MFE: Are you thinking about ways to rebrand Mid America?
BOLTON: We continue to be very comfortable with the strategy and the focus that we have. We have no plans to change who we are or the focus that has defined our brand. One of the things that we struggle with sometimes is the label Mid-America. When some hear that name, they think we're in the middle of wheat fields in Kansas or Nebraska. That's not who we are. Likely, you're just going see us increasingly refer to ourselves as MAA and just use the ticker as more of a label to who we are and continue to hammer at the fact that we have a dynamic and unique mix of Sunbelt markets that we believe put the company in a great position for superior long-term performance.
MFE: You think that will help with Wall Street?
BOLTON: I think most of the institutional capital market participants know who we are and where we are located. In my opinion, however, there continues to a bias towards the strategies that are focused on the high-barrier, bicoastal markets. I think that bias has existed for a long time and may be there forever. But at the end of the day, what really drives us is challenging ourselves with the question of are we positioned to best create a return for our capital over the long-term. Our strategy is built around the concept that we believe we can create returns on investment, in both secondary and large markets in the high-growth Sunbelt, that over time are every bit as attractive as the returns to capital that you can create in New York, Boston, or San Francisco.

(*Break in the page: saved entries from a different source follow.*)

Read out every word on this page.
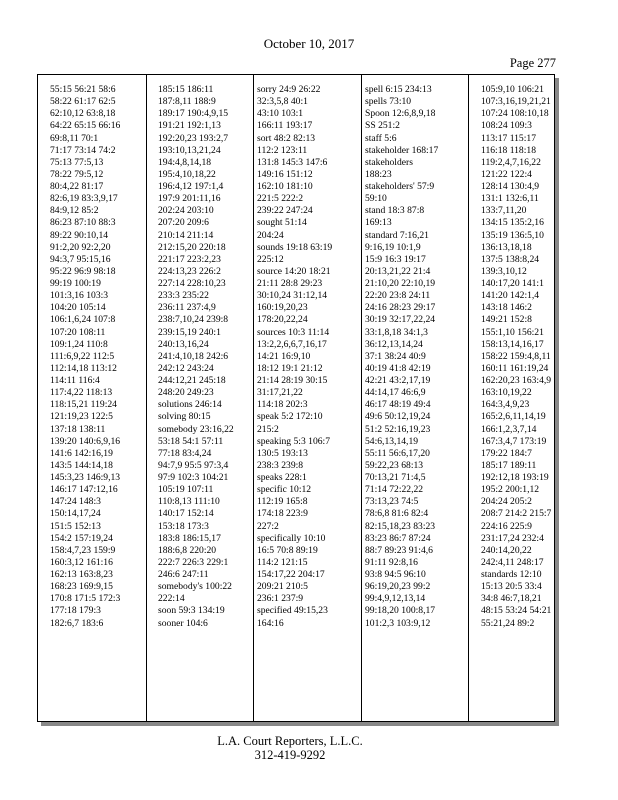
October 10, 2017
Page 277
55:15 56:21 58:6
58:22 61:17 62:5
62:10,12 63:8,18
64:22 65:15 66:16
69:8,11 70:1
71:17 73:14 74:2
75:13 77:5,13
78:22 79:5,12
80:4,22 81:17
82:6,19 83:3,9,17
84:9,12 85:2
86:23 87:10 88:3
89:22 90:10,14
91:2,20 92:2,20
94:3,7 95:15,16
95:22 96:9 98:18
99:19 100:19
101:3,16 103:3
104:20 105:14
106:1,6,24 107:8
107:20 108:11
109:1,24 110:8
111:6,9,22 112:5
112:14,18 113:12
114:11 116:4
117:4,22 118:13
118:15,21 119:24
121:19,23 122:5
137:18 138:11
139:20 140:6,9,16
141:6 142:16,19
143:5 144:14,18
145:3,23 146:9,13
146:17 147:12,16
147:24 148:3
150:14,17,24
151:5 152:13
154:2 157:19,24
158:4,7,23 159:9
160:3,12 161:16
162:13 163:8,23
168:23 169:9,15
170:8 171:5 172:3
177:18 179:3
182:6,7 183:6
185:15 186:11
187:8,11 188:9
189:17 190:4,9,15
191:21 192:1,13
192:20,23 193:2,7
193:10,13,21,24
194:4,8,14,18
195:4,10,18,22
196:4,12 197:1,4
197:9 201:11,16
202:24 203:10
207:20 209:6
210:14 211:14
212:15,20 220:18
221:17 223:2,23
224:13,23 226:2
227:14 228:10,23
233:3 235:22
236:11 237:4,9
238:7,10,24 239:8
239:15,19 240:1
240:13,16,24
241:4,10,18 242:6
242:12 243:24
244:12,21 245:18
248:20 249:23
solutions 246:14
solving 80:15
somebody 23:16,22
53:18 54:1 57:11
77:18 83:4,24
94:7,9 95:5 97:3,4
97:9 102:3 104:21
105:19 107:11
110:8,13 111:10
140:17 152:14
153:18 173:3
183:8 186:15,17
188:6,8 220:20
222:7 226:3 229:1
246:6 247:11
somebody's 100:22
222:14
soon 59:3 134:19
sooner 104:6
sorry 24:9 26:22
32:3,5,8 40:1
43:10 103:1
166:11 193:17
sort 48:2 82:13
112:2 123:11
131:8 145:3 147:6
149:16 151:12
162:10 181:10
221:5 222:2
239:22 247:24
sought 51:14
204:24
sounds 19:18 63:19
225:12
source 14:20 18:21
21:11 28:8 29:23
30:10,24 31:12,14
160:19,20,23
178:20,22,24
sources 10:3 11:14
13:2,2,6,6,7,16,17
14:21 16:9,10
18:12 19:1 21:12
21:14 28:19 30:15
31:17,21,22
114:18 202:3
speak 5:2 172:10
215:2
speaking 5:3 106:7
130:5 193:13
238:3 239:8
speaks 228:1
specific 10:12
112:19 165:8
174:18 223:9
227:2
specifically 10:10
16:5 70:8 89:19
114:2 121:15
154:17,22 204:17
209:21 210:5
236:1 237:9
specified 49:15,23
164:16
spell 6:15 234:13
spells 73:10
Spoon 12:6,8,9,18
SS 251:2
staff 5:6
stakeholder 168:17
stakeholders
188:23
stakeholders' 57:9
59:10
stand 18:3 87:8
169:13
standard 7:16,21
9:16,19 10:1,9
15:9 16:3 19:17
20:13,21,22 21:4
21:10,20 22:10,19
22:20 23:8 24:11
24:16 28:23 29:17
30:19 32:17,22,24
33:1,8,18 34:1,3
36:12,13,14,24
37:1 38:24 40:9
40:19 41:8 42:19
42:21 43:2,17,19
44:14,17 46:6,9
46:17 48:19 49:4
49:6 50:12,19,24
51:2 52:16,19,23
54:6,13,14,19
55:11 56:6,17,20
59:22,23 68:13
70:13,21 71:4,5
71:14 72:22,22
73:13,23 74:5
78:6,8 81:6 82:4
82:15,18,23 83:23
83:23 86:7 87:24
88:7 89:23 91:4,6
91:11 92:8,16
93:8 94:5 96:10
96:19,20,23 99:2
99:4,9,12,13,14
99:18,20 100:8,17
101:2,3 103:9,12
105:9,10 106:21
107:3,16,19,21,21
107:24 108:10,18
108:24 109:3
113:17 115:17
116:18 118:18
119:2,4,7,16,22
121:22 122:4
128:14 130:4,9
131:1 132:6,11
133:7,11,20
134:15 135:2,16
135:19 136:5,10
136:13,18,18
137:5 138:8,24
139:3,10,12
140:17,20 141:1
141:20 142:1,4
143:18 146:2
149:21 152:8
155:1,10 156:21
158:13,14,16,17
158:22 159:4,8,11
160:11 161:19,24
162:20,23 163:4,9
163:10,19,22
164:3,4,9,23
165:2,6,11,14,19
166:1,2,3,7,14
167:3,4,7 173:19
179:22 184:7
185:17 189:11
192:12,18 193:19
195:2 200:1,12
204:24 205:2
208:7 214:2 215:7
224:16 225:9
231:17,24 232:4
240:14,20,22
242:4,11 248:17
standards 12:10
15:13 20:5 33:4
34:8 46:7,18,21
48:15 53:24 54:21
55:21,24 89:2
L.A. Court Reporters, L.L.C.
312-419-9292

We just go about it differently. We buy and exit at different price points, and we grow revenues at different levels. But, in the end, we are creating a return to capital that is consistent or better than strategies focused on more highly sought after and very competitive high-barrier markets. I'd also argue that the returns we create are generally less volatile and with lower risks than what you often see in some of those other markets. That's what really drives us. We're not going to change who we are. I do think the markets needs to recognize that, while there is clearly a defensive and less volatile profile to our performance, our strategy and markets also offer meaningful upside opportunity and sometimes the market doesn't appreciate that as much as perhaps as they should.